El fenómeno de los colectivos es más
complejo de lo que suele percibirse desde afuera. Se trata de estructuras con
poder territorial, armamento y capacidad de acción equiparable —y en ocasiones
sustitutiva— a la de los cuerpos policiales. Pueden extorsionar, asesinar y
participar en detenciones ilegales de personas que se atrevan, siquiera, a
cuestionar el status quo.
Esto se evidenció con claridad
durante las elecciones mediante la llamada “Operación Tun Tun”: una estrategia
de persecución que combinó acciones de cuerpos de seguridad del Estado,
militares activos y colectivos armados. A través de aplicaciones, listas o
denuncias directas, se señalaba a personas identificadas —o simplemente
sospechadas— como opositoras, para que fueran detenidas. Y efectivamente, se
las llevaban.
¿La consecuencia? Condenas de hasta 25
años de prisión por delitos como “incitación al odio”, “terrorismo” o
“traición a la patria”.
¿El delito real? Subir un estado de
WhatsApp, hablar del tema en público, conversar por teléfono, expresar una
opinión crítica o, simplemente, pensar distinto.

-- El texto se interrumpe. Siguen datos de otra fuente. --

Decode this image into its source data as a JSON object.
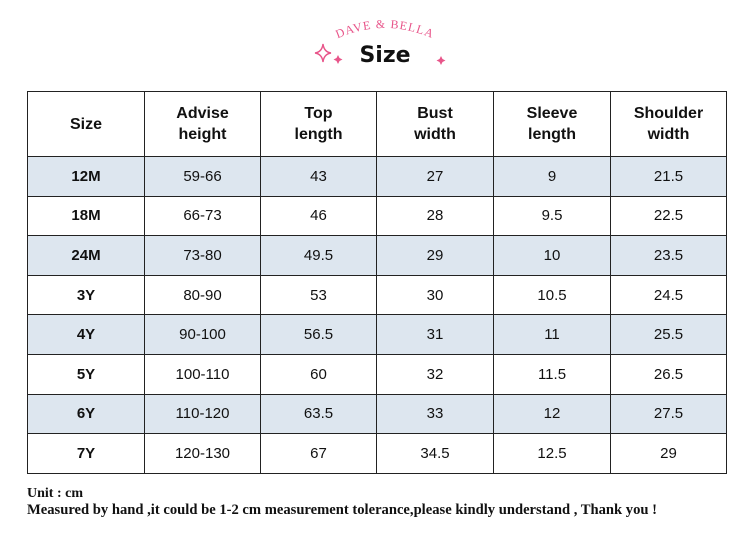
{
  "header": {
    "brand": "DAVE & BELLA",
    "title": "Size"
  },
  "table": {
    "columns": [
      [
        "Size"
      ],
      [
        "Advise",
        "height"
      ],
      [
        "Top",
        "length"
      ],
      [
        "Bust",
        "width"
      ],
      [
        "Sleeve",
        "length"
      ],
      [
        "Shoulder",
        "width"
      ]
    ],
    "rows": [
      [
        "12M",
        "59-66",
        "43",
        "27",
        "9",
        "21.5"
      ],
      [
        "18M",
        "66-73",
        "46",
        "28",
        "9.5",
        "22.5"
      ],
      [
        "24M",
        "73-80",
        "49.5",
        "29",
        "10",
        "23.5"
      ],
      [
        "3Y",
        "80-90",
        "53",
        "30",
        "10.5",
        "24.5"
      ],
      [
        "4Y",
        "90-100",
        "56.5",
        "31",
        "11",
        "25.5"
      ],
      [
        "5Y",
        "100-110",
        "60",
        "32",
        "11.5",
        "26.5"
      ],
      [
        "6Y",
        "110-120",
        "63.5",
        "33",
        "12",
        "27.5"
      ],
      [
        "7Y",
        "120-130",
        "67",
        "34.5",
        "12.5",
        "29"
      ]
    ]
  },
  "footer": {
    "unit": "Unit : cm",
    "note": "Measured by hand ,it could be 1-2 cm measurement tolerance,please kindly understand , Thank you !"
  }
}
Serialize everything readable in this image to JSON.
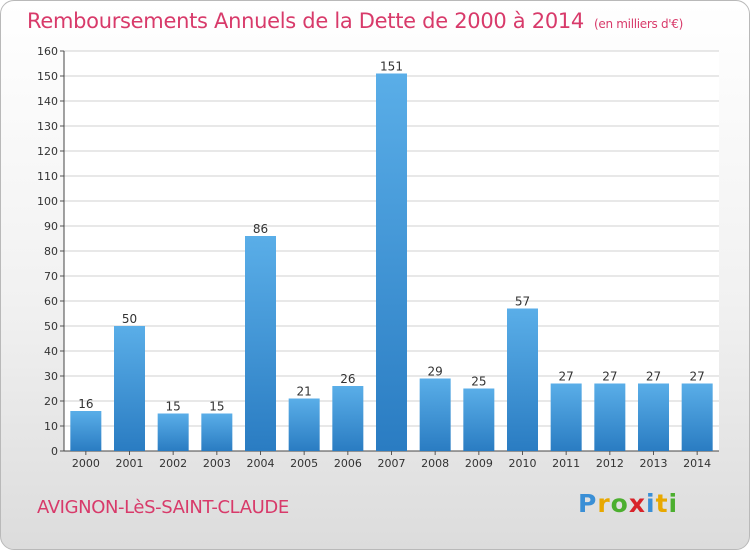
{
  "header": {
    "title": "Remboursements Annuels de la Dette de 2000 à 2014",
    "unit": "(en milliers d'€)"
  },
  "footer": {
    "commune": "AVIGNON-LèS-SAINT-CLAUDE",
    "logo_letters": [
      "P",
      "r",
      "o",
      "x",
      "i",
      "t",
      "i"
    ],
    "logo_colors": [
      "#3a8fd6",
      "#e8a800",
      "#4caf2f",
      "#d8232a",
      "#3a8fd6",
      "#e8a800",
      "#4caf2f"
    ]
  },
  "chart_data": {
    "type": "bar",
    "categories": [
      "2000",
      "2001",
      "2002",
      "2003",
      "2004",
      "2005",
      "2006",
      "2007",
      "2008",
      "2009",
      "2010",
      "2011",
      "2012",
      "2013",
      "2014"
    ],
    "values": [
      16,
      50,
      15,
      15,
      86,
      21,
      26,
      151,
      29,
      25,
      57,
      27,
      27,
      27,
      27
    ],
    "ylim": [
      0,
      160
    ],
    "yticks": [
      0,
      10,
      20,
      30,
      40,
      50,
      60,
      70,
      80,
      90,
      100,
      110,
      120,
      130,
      140,
      150,
      160
    ],
    "grid": true,
    "bar_color_top": "#5aaee8",
    "bar_color_bottom": "#2a7cc2"
  }
}
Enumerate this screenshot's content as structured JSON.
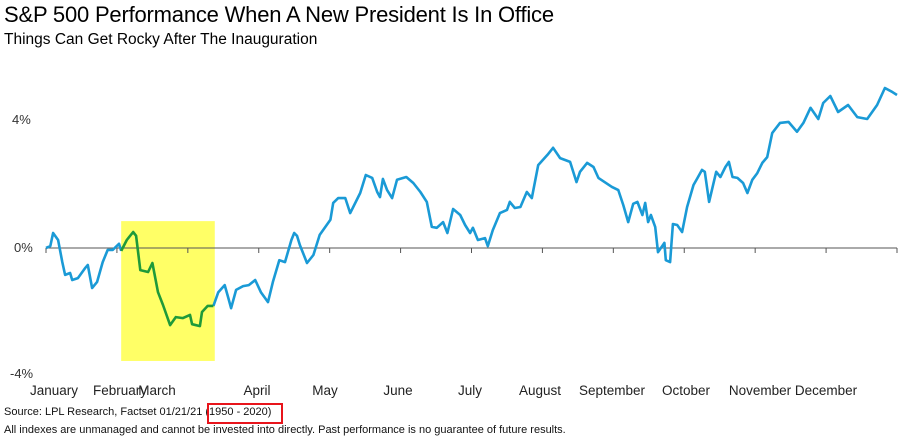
{
  "chart_data": {
    "type": "line",
    "title": "S&P 500 Performance When A New President Is In Office",
    "subtitle": "Things Can Get Rocky After The Inauguration",
    "xlabel": "",
    "ylabel": "",
    "x_unit": "months since start of year",
    "x_tick_labels": [
      "January",
      "February",
      "March",
      "April",
      "May",
      "June",
      "July",
      "August",
      "September",
      "October",
      "November",
      "December"
    ],
    "y_tick_labels": [
      "4%",
      "0%",
      "-4%"
    ],
    "y_ticks": [
      4,
      0,
      -4
    ],
    "ylim": [
      -4,
      5.2
    ],
    "xlim": [
      0,
      12
    ],
    "grid": false,
    "line_color": "#1a9ad6",
    "highlight": {
      "x_range": [
        1.06,
        2.38
      ],
      "y_range": [
        -3.53,
        0.84
      ],
      "fill": "#ffff66",
      "line_color": "#1f9a3a"
    },
    "points": [
      [
        0.0,
        0.0
      ],
      [
        0.06,
        0.06
      ],
      [
        0.1,
        0.47
      ],
      [
        0.17,
        0.25
      ],
      [
        0.23,
        -0.44
      ],
      [
        0.27,
        -0.84
      ],
      [
        0.34,
        -0.78
      ],
      [
        0.37,
        -1.0
      ],
      [
        0.45,
        -0.94
      ],
      [
        0.55,
        -0.63
      ],
      [
        0.59,
        -0.53
      ],
      [
        0.65,
        -1.25
      ],
      [
        0.72,
        -1.06
      ],
      [
        0.8,
        -0.44
      ],
      [
        0.87,
        -0.06
      ],
      [
        0.94,
        -0.06
      ],
      [
        1.03,
        0.13
      ],
      [
        1.06,
        -0.09
      ],
      [
        1.14,
        0.25
      ],
      [
        1.23,
        0.5
      ],
      [
        1.27,
        0.38
      ],
      [
        1.33,
        -0.69
      ],
      [
        1.44,
        -0.75
      ],
      [
        1.5,
        -0.47
      ],
      [
        1.58,
        -1.38
      ],
      [
        1.65,
        -1.78
      ],
      [
        1.75,
        -2.41
      ],
      [
        1.83,
        -2.16
      ],
      [
        1.93,
        -2.19
      ],
      [
        2.03,
        -2.09
      ],
      [
        2.06,
        -2.38
      ],
      [
        2.17,
        -2.44
      ],
      [
        2.2,
        -2.0
      ],
      [
        2.28,
        -1.81
      ],
      [
        2.36,
        -1.81
      ],
      [
        2.43,
        -1.38
      ],
      [
        2.52,
        -1.16
      ],
      [
        2.57,
        -1.56
      ],
      [
        2.61,
        -1.88
      ],
      [
        2.68,
        -1.31
      ],
      [
        2.78,
        -1.19
      ],
      [
        2.86,
        -1.16
      ],
      [
        2.95,
        -1.0
      ],
      [
        3.03,
        -1.38
      ],
      [
        3.13,
        -1.69
      ],
      [
        3.2,
        -1.06
      ],
      [
        3.29,
        -0.38
      ],
      [
        3.37,
        -0.44
      ],
      [
        3.46,
        0.25
      ],
      [
        3.5,
        0.47
      ],
      [
        3.54,
        0.38
      ],
      [
        3.58,
        0.09
      ],
      [
        3.68,
        -0.47
      ],
      [
        3.77,
        -0.22
      ],
      [
        3.86,
        0.41
      ],
      [
        4.01,
        0.88
      ],
      [
        4.05,
        1.41
      ],
      [
        4.12,
        1.56
      ],
      [
        4.22,
        1.56
      ],
      [
        4.29,
        1.09
      ],
      [
        4.43,
        1.72
      ],
      [
        4.51,
        2.28
      ],
      [
        4.6,
        2.19
      ],
      [
        4.67,
        1.75
      ],
      [
        4.71,
        1.59
      ],
      [
        4.75,
        2.16
      ],
      [
        4.81,
        1.81
      ],
      [
        4.88,
        1.56
      ],
      [
        4.95,
        2.13
      ],
      [
        5.08,
        2.22
      ],
      [
        5.18,
        2.03
      ],
      [
        5.28,
        1.75
      ],
      [
        5.37,
        1.44
      ],
      [
        5.44,
        0.66
      ],
      [
        5.51,
        0.63
      ],
      [
        5.6,
        0.81
      ],
      [
        5.66,
        0.47
      ],
      [
        5.74,
        1.22
      ],
      [
        5.84,
        1.03
      ],
      [
        5.91,
        0.72
      ],
      [
        5.98,
        0.47
      ],
      [
        6.02,
        0.63
      ],
      [
        6.09,
        0.25
      ],
      [
        6.19,
        0.31
      ],
      [
        6.23,
        0.06
      ],
      [
        6.3,
        0.56
      ],
      [
        6.4,
        1.09
      ],
      [
        6.5,
        1.19
      ],
      [
        6.54,
        1.44
      ],
      [
        6.61,
        1.25
      ],
      [
        6.69,
        1.28
      ],
      [
        6.78,
        1.75
      ],
      [
        6.85,
        1.56
      ],
      [
        6.94,
        2.59
      ],
      [
        7.07,
        2.91
      ],
      [
        7.15,
        3.13
      ],
      [
        7.25,
        2.81
      ],
      [
        7.39,
        2.69
      ],
      [
        7.48,
        2.06
      ],
      [
        7.53,
        2.38
      ],
      [
        7.63,
        2.66
      ],
      [
        7.72,
        2.53
      ],
      [
        7.79,
        2.19
      ],
      [
        7.98,
        1.91
      ],
      [
        8.07,
        1.81
      ],
      [
        8.14,
        1.34
      ],
      [
        8.21,
        0.81
      ],
      [
        8.28,
        1.38
      ],
      [
        8.34,
        1.44
      ],
      [
        8.41,
        1.03
      ],
      [
        8.45,
        1.41
      ],
      [
        8.49,
        0.81
      ],
      [
        8.53,
        1.03
      ],
      [
        8.59,
        0.66
      ],
      [
        8.63,
        -0.13
      ],
      [
        8.72,
        0.16
      ],
      [
        8.74,
        -0.38
      ],
      [
        8.8,
        -0.44
      ],
      [
        8.84,
        0.75
      ],
      [
        8.9,
        0.72
      ],
      [
        8.97,
        0.5
      ],
      [
        9.04,
        1.28
      ],
      [
        9.13,
        1.97
      ],
      [
        9.18,
        2.16
      ],
      [
        9.25,
        2.44
      ],
      [
        9.29,
        2.38
      ],
      [
        9.35,
        1.44
      ],
      [
        9.45,
        2.38
      ],
      [
        9.51,
        2.22
      ],
      [
        9.58,
        2.53
      ],
      [
        9.63,
        2.69
      ],
      [
        9.68,
        2.22
      ],
      [
        9.75,
        2.19
      ],
      [
        9.83,
        2.03
      ],
      [
        9.89,
        1.72
      ],
      [
        9.96,
        2.13
      ],
      [
        10.03,
        2.34
      ],
      [
        10.1,
        2.66
      ],
      [
        10.17,
        2.84
      ],
      [
        10.24,
        3.59
      ],
      [
        10.35,
        3.91
      ],
      [
        10.47,
        3.94
      ],
      [
        10.59,
        3.63
      ],
      [
        10.68,
        3.91
      ],
      [
        10.78,
        4.38
      ],
      [
        10.89,
        4.03
      ],
      [
        10.96,
        4.53
      ],
      [
        11.06,
        4.75
      ],
      [
        11.17,
        4.25
      ],
      [
        11.31,
        4.47
      ],
      [
        11.44,
        4.09
      ],
      [
        11.58,
        4.03
      ],
      [
        11.72,
        4.47
      ],
      [
        11.83,
        5.0
      ],
      [
        11.93,
        4.88
      ],
      [
        12.0,
        4.78
      ]
    ]
  },
  "footer": {
    "source_prefix": "Source: LPL Research, Factset 01/21/21 ",
    "source_range": "(1950 - 2020)",
    "disclaimer": "All indexes are unmanaged and cannot be invested into directly. Past performance is no guarantee of future results.",
    "highlight_box_color": "#e8141b"
  }
}
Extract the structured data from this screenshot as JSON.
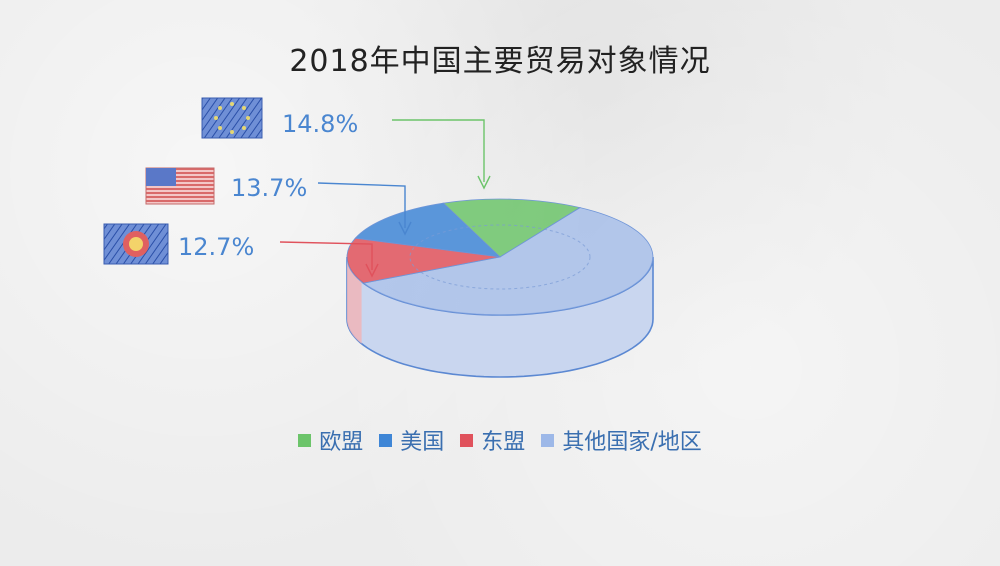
{
  "colors": {
    "eu": "#6cc46a",
    "us": "#3f86d6",
    "asean": "#e0525c",
    "others": "#9db8e8",
    "text": "#4a86d0"
  },
  "chart_data": {
    "type": "pie",
    "title": "2018年中国主要贸易对象情况",
    "slices": [
      {
        "name": "欧盟",
        "value": 14.8,
        "label": "14.8%",
        "icon": "eu-flag-icon"
      },
      {
        "name": "美国",
        "value": 13.7,
        "label": "13.7%",
        "icon": "us-flag-icon"
      },
      {
        "name": "东盟",
        "value": 12.7,
        "label": "12.7%",
        "icon": "asean-flag-icon"
      },
      {
        "name": "其他国家/地区",
        "value": 58.8,
        "label": ""
      }
    ],
    "legend": [
      "欧盟",
      "美国",
      "东盟",
      "其他国家/地区"
    ],
    "legend_position": "bottom"
  }
}
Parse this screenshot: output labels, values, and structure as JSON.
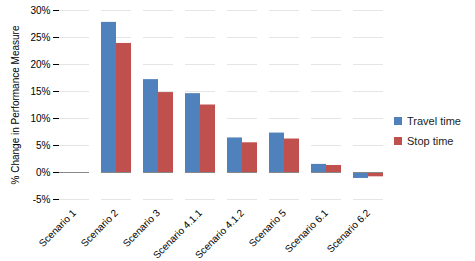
{
  "chart_data": {
    "type": "bar",
    "categories": [
      "Scenario 1",
      "Scenario 2",
      "Scenario 3",
      "Scenario 4.1.1",
      "Scenario 4.1.2",
      "Scenario 5",
      "Scenario 6.1",
      "Scenario 6.2"
    ],
    "series": [
      {
        "name": "Travel time",
        "color": "#4F81BD",
        "values": [
          0,
          27.8,
          17.2,
          14.6,
          6.4,
          7.3,
          1.5,
          -1.1
        ]
      },
      {
        "name": "Stop time",
        "color": "#C0504D",
        "values": [
          0,
          23.9,
          14.8,
          12.5,
          5.5,
          6.2,
          1.3,
          -0.8
        ]
      }
    ],
    "y_label": "% Change in Performance Measure",
    "ylim": [
      -5,
      30
    ],
    "yticks": [
      {
        "value": -5,
        "label": "-5%"
      },
      {
        "value": 0,
        "label": "0%"
      },
      {
        "value": 5,
        "label": "5%"
      },
      {
        "value": 10,
        "label": "10%"
      },
      {
        "value": 15,
        "label": "15%"
      },
      {
        "value": 20,
        "label": "20%"
      },
      {
        "value": 25,
        "label": "25%"
      },
      {
        "value": 30,
        "label": "30%"
      }
    ],
    "grid": true,
    "legend": "right"
  }
}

La ciudadanía fue sometida mediante
el miedo: miedo a la cárcel, a la tortura, a la desaparición. Frente a
ese escenario, la única salida posible para millones fue el exilio. No por
falta de voluntad política, sino porque quedarse significaba ser silenciado,
encarcelado o eliminado por un sistema que lleva más de 20 años perfeccionando
su maquinaria represiva.
Entonces, no es que los venezolanos
“no lo hicieron”. Es que hacerlo tuvo —y sigue teniendo— un costo que el mundo
decidió no mirar a tiempo.
Y para cerrar quiero traer una frase
que he estado leyendo últimamente en redes sociales:
“Si
el Derecho Internacional no puede evitar que yo sea torturado en una celda en
el Helicoide, pero sí protege a Maduro para que pueda seguir torturándome en el
Helicoide, el Derecho Internacional no sólo me sirve de nada, sino que me está
jodiendo”.
– Periodista Español Cristian Campos
Fuentes utilizadas
●
Misión Internacional Independiente de
Determinación de los Hechos sobre Venezuela (ONU), informes 2020–2024.
●
Human Rights Watch (2024) - Venezuela:
Represión brutal tras las elecciones.
●
Anatomía de la maquinaria de la represión en
Venezuela – La Silla Vacía.
●
Multiverso Journal; Semantic Scholar (fuentes
académicas sobre autoritarismo y represión estatal).
●
Grupos civiles armados en Venezuela: ¿Actores
de un ‘aparato organizado de poder’?